- Directed by: Rory Kennedy
- Written by: Jack Youngelson
- Produced by: Rory Kennedy; Liz Garbus; Jack Youngelson;
- Cinematography: Tom Hurwitz
- Edited by: Sari Gilman
- Music by: Miriam Cutler
- Production companies: HBO Documentary Films; Moxie Firecracker Films; The Fledgling Fund;
- Distributed by: HBO
- Release date: 2007;
- Running time: 82 minutes (Sundance Film Festival)
- Country: USA

= Ghosts of Abu Ghraib =

Ghosts of Abu Ghraib is a 2007 documentary film, directed by Rory Kennedy, that examines the events of the 2004 Abu Ghraib torture and prisoner abuse scandal. The film premiered January 19, 2007, at the 2007 Sundance Film Festival.

==Content==
This documentary was the first to feature Iraqi victims (interviewed in Turkey) as well as guards who were directly involved in the torture in the prison. In the film, director Rory Kennedy examines how "ordinary soldiers" were capable of such acts. The film presents the torture as the result of military and government policies implemented in a climate of fear and chaos, inadequate training and inadequate resources.

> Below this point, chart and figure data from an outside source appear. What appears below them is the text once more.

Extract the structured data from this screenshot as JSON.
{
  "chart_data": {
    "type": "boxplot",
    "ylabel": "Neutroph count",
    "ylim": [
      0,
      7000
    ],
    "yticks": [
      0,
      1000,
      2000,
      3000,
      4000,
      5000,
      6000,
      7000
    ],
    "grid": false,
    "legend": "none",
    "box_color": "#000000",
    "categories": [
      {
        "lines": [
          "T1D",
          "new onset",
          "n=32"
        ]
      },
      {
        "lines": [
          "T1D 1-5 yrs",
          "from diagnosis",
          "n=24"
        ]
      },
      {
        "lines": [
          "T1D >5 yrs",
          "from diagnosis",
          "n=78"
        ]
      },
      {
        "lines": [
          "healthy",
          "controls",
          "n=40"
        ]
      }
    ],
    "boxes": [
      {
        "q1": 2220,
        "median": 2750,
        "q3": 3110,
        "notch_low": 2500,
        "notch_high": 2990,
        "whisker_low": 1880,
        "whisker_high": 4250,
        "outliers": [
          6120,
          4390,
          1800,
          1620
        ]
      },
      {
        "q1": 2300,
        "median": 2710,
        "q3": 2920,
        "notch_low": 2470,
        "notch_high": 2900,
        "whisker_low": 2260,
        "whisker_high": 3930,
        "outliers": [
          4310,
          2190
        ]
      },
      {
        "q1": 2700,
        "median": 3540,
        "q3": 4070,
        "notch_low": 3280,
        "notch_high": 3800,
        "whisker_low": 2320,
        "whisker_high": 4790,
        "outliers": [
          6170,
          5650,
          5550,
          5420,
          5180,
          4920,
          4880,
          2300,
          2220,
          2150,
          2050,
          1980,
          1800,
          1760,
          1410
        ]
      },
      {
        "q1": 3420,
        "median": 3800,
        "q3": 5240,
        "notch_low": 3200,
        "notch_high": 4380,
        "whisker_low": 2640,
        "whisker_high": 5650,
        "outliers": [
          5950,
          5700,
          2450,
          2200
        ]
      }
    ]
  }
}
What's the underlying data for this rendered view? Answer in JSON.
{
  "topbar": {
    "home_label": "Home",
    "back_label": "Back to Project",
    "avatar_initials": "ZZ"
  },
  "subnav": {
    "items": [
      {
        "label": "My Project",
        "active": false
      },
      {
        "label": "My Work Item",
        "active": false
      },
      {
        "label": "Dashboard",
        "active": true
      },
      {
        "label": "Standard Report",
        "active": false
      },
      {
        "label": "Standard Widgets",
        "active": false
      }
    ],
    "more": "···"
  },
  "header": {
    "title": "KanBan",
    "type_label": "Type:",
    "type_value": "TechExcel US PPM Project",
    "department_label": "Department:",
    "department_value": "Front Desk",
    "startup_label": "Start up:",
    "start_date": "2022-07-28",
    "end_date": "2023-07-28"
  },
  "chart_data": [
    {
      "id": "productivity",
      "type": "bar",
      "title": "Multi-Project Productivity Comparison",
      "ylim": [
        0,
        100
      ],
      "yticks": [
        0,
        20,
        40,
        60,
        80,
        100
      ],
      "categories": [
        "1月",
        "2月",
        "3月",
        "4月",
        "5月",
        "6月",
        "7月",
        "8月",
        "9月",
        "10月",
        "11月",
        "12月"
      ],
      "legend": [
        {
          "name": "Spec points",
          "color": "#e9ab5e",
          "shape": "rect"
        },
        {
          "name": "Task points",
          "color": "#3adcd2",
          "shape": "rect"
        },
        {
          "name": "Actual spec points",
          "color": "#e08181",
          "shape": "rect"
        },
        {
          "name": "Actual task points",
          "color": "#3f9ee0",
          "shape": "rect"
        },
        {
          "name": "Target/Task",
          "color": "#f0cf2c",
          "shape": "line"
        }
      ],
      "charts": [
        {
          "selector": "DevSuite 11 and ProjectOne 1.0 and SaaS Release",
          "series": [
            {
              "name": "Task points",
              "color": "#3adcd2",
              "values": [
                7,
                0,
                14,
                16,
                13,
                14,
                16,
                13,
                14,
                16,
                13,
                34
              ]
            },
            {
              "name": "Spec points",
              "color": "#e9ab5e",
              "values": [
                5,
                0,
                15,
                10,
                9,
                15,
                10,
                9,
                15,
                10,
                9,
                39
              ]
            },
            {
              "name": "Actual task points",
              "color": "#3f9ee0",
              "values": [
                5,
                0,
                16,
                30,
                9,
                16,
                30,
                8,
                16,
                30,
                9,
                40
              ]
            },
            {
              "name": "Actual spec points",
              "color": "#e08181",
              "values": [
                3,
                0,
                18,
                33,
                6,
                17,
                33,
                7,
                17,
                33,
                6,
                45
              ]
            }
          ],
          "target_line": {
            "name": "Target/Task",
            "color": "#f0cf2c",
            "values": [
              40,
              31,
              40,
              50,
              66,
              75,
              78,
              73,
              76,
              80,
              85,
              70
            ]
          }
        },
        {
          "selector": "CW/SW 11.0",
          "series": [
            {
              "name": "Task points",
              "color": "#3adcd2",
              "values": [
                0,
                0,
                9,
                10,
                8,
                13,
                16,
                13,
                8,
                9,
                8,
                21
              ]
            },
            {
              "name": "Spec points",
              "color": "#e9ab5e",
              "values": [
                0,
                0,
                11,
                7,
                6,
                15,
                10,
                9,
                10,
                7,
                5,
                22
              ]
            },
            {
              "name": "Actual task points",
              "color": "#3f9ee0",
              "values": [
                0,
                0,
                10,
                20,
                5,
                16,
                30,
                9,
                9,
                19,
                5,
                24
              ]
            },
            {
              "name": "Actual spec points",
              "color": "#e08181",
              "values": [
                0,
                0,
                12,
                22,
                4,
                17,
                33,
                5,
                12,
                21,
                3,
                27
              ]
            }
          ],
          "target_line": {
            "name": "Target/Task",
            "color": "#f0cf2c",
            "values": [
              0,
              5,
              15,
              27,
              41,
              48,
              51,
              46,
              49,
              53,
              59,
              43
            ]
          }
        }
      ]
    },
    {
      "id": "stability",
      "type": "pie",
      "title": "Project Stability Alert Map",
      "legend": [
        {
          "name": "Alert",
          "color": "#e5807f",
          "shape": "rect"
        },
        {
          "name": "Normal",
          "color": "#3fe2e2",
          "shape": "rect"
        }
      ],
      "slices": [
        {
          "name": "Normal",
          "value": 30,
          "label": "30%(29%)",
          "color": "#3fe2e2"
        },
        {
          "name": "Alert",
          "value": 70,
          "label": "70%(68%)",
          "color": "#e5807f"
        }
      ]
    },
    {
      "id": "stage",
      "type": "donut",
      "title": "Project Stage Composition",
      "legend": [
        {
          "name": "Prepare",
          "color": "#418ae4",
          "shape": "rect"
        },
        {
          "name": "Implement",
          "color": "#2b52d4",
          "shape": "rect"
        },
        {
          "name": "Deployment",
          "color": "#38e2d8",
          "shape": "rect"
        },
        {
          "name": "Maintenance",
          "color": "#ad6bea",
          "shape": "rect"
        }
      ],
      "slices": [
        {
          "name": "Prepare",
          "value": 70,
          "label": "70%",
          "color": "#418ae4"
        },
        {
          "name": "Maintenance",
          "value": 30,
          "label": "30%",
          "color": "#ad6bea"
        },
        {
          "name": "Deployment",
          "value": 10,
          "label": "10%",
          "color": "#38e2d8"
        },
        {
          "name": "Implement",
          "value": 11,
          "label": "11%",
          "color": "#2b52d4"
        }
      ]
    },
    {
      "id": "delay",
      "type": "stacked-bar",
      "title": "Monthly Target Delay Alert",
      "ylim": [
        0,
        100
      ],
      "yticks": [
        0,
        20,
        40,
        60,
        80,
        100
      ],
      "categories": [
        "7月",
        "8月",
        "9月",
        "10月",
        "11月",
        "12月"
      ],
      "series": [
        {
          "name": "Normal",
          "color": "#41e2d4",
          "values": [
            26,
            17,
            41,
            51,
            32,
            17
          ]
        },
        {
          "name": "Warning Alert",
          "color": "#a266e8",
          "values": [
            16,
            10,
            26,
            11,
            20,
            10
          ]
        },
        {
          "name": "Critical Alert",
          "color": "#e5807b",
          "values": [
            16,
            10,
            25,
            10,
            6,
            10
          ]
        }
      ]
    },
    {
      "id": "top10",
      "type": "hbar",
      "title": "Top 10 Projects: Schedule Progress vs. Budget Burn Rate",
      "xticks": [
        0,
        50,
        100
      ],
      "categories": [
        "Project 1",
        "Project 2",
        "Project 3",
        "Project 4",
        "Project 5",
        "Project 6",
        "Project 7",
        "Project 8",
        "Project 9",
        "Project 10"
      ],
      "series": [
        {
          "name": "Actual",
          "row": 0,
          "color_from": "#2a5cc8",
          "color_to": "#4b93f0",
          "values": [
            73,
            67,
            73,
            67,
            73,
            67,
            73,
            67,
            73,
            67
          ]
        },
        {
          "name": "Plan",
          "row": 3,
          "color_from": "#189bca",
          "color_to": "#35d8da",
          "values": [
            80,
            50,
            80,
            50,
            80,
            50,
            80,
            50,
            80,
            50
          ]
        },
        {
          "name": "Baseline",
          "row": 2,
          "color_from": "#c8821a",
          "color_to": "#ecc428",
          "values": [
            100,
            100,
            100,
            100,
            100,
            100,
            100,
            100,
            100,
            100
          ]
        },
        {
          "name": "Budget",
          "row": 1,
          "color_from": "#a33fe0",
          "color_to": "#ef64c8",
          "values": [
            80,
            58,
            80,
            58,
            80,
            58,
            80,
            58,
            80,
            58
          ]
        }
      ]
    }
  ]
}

Using these interviews, the film traces the events that led to the scandal, beginning with the terrorist attacks on September 11, 2001. Using footage from the Milgram experiment in the 1960s at Yale, the film suggests that most people are capable of committing inhumane acts against other people when ordered to do so.

==Distribution==
The film aired on HBO on February 22, 2007. It was also shown at the Human Rights Watch Film Festival on March 23, 2007, at the Cleveland International Film Festival on March 25, 2007 and at the Oslo International Film Festival on November 17, 2007.

Working Films coordinated the US national community engagement campaign with Ghosts of Abu Ghraib. It brought together the National Religious Campaign Against Torture, the American Civil Liberties Union, faith groups, and others to end US policy sanctioning torture.

==Critical reception==
The film attracted some interest in media and was discussed extensively.

The film was nominated for four Emmys at the 59th Primetime Emmy Awards in the categories of Outstanding Nonfiction Special, Outstanding Directing for Nonfiction Programming, Outstanding Picture Editing for Nonfiction Programming, and Outstanding Sound Editing for Nonfiction Programming (Single or Multi-Camera). It won the award for Outstanding Nonfiction Special.